The Tyrant’s Daughter by J.C Carleson

17910573The Tyrant’s Daughter by J.C Carleson
PublisherKnopf Books for Young Readers
Length304 pages
Genera: Realistic Contemporary
Subjects: Royalty, Self Discovery, Religion
How I obtained the bookNetgalley; e-arc


From a former CIA officer comes the riveting account of a royal Middle Eastern family exiled to the American suburbs.
When her father is killed in a coup, 15-year-old Laila flees from the war-torn middle east to a life of exile and anonymity in the U.S. Gradually she adjusts to a new school, new friends, and a new culture, but while Laila sees opportunity in her new life, her mother is focused on the past. She’s conspiring with CIA operatives and rebel factions to regain the throne their family lost. Laila can’t bear to stand still as an international crisis takes shape around her, but how can one girl stop a conflict that spans generations? J.C. Carleson delivers a fascinating account of a girl—and a country—on the brink, and a rare glimpse at the personal side of international politics.

I was more than a bit apprehensive about The Tyrant’s Daughter at first. While the synopsis sounded great, numerous warning flags popped up in my head. Not only was the subject matter was hard to pull off, but at the end of the day, J. C. Carleson was still a white, American author – no matter how extensively they’d traveled – and the book was about Muslim nonwhite royalty. Considering my last encounter with YA books concerning Muslim teenagers, I was cautious with the book.

Thankfully, Carleson very much exceeded my expectations for the novel. Laila’s story is an extraordinary one. After her father was killed in a coup, Laila is relocated to the US along with her brother and mother. The Tyrant’s Daughter chronicles Laila’s adjustment to American high school life while having to deal with her family – including her brother’s irritatingly carefree demeanor.

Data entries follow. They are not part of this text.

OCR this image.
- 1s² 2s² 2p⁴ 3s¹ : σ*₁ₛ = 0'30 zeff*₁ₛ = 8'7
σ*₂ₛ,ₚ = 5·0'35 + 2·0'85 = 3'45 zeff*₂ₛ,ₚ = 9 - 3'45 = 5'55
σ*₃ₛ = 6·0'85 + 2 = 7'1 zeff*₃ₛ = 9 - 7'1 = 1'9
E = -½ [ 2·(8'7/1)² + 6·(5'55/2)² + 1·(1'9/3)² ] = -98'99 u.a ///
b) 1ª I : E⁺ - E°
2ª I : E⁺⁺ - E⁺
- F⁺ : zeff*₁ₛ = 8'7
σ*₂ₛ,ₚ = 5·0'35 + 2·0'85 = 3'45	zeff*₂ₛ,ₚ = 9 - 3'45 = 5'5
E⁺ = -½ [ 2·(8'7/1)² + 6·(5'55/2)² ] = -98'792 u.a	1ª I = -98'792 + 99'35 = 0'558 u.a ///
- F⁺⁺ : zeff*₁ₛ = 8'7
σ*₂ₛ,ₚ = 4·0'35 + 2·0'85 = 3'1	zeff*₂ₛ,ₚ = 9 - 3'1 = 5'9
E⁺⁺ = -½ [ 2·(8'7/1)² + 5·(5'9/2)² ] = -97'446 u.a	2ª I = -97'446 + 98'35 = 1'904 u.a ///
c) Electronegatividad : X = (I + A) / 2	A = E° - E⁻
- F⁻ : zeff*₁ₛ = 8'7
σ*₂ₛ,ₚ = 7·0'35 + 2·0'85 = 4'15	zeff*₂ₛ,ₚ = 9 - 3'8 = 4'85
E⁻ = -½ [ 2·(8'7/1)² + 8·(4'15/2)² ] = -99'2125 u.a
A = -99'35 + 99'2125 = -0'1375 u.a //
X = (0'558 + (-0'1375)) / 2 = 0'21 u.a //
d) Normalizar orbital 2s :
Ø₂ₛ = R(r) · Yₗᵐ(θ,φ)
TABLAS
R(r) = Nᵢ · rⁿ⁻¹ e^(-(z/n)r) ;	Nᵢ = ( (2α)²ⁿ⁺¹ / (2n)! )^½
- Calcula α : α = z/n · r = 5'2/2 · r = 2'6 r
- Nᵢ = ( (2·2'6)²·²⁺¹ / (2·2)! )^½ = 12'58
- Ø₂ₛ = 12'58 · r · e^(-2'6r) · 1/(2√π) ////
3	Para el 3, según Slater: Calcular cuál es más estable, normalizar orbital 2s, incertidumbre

J.C. Carleson’s biggest strength is in her empathetic writing. While it was clean and minimalistic, it conveyed the intensity of the events with depth. It was abounding with a sense of desperate longing for her home, her old life and uncertainty.

Laila was an incredibly realistic protagonist. Flawed, yet ultimately relatable, Laila’s plights became ours as we read. Her selfish, haughty tone mask deep insecurities, as she struggles to accept her current way of life as a reality. Beautifully crafted, Laila is easily one of my favorite protagonists in a long time.

While I enjoyed the characterizations of Laila’s people – her family and the other families from her home, I felt that the American characters were severely lacking and one dimensional. Even Laila’s American friends such as Emmy and Ian were missing the spark that the other characters had. I couldn’t like either of them because they were just too cardboard for my liking.

The story of The Tyrant’s Daughter was engaging and eye-opening. Laila’s whole life was turned upside down when she and her family are rushed out of their country. They are forced to exchange a life of decadence and opulence for a dingy little apartment and financial insecurity. Her struggles were human, and I felt deeply for her.

At the end of the day, the book was mainly about Laila trying to come to terms with who and what her father was and how her perfect family wasn’t as pretty as she wanted it to be. It’s also about Laila’s journey of self-discovery. The ‘love triangle’ (a term I use loosely) was less between two boys and more of an internal strife between two parts of herself.

Laila’s story was amazing and I thoroughly enjoyed it. While it wasn’t perfect, it was really good and I wholeheartedly recommend it to people looking for a deep book about family, love, and finding the true ‘you’.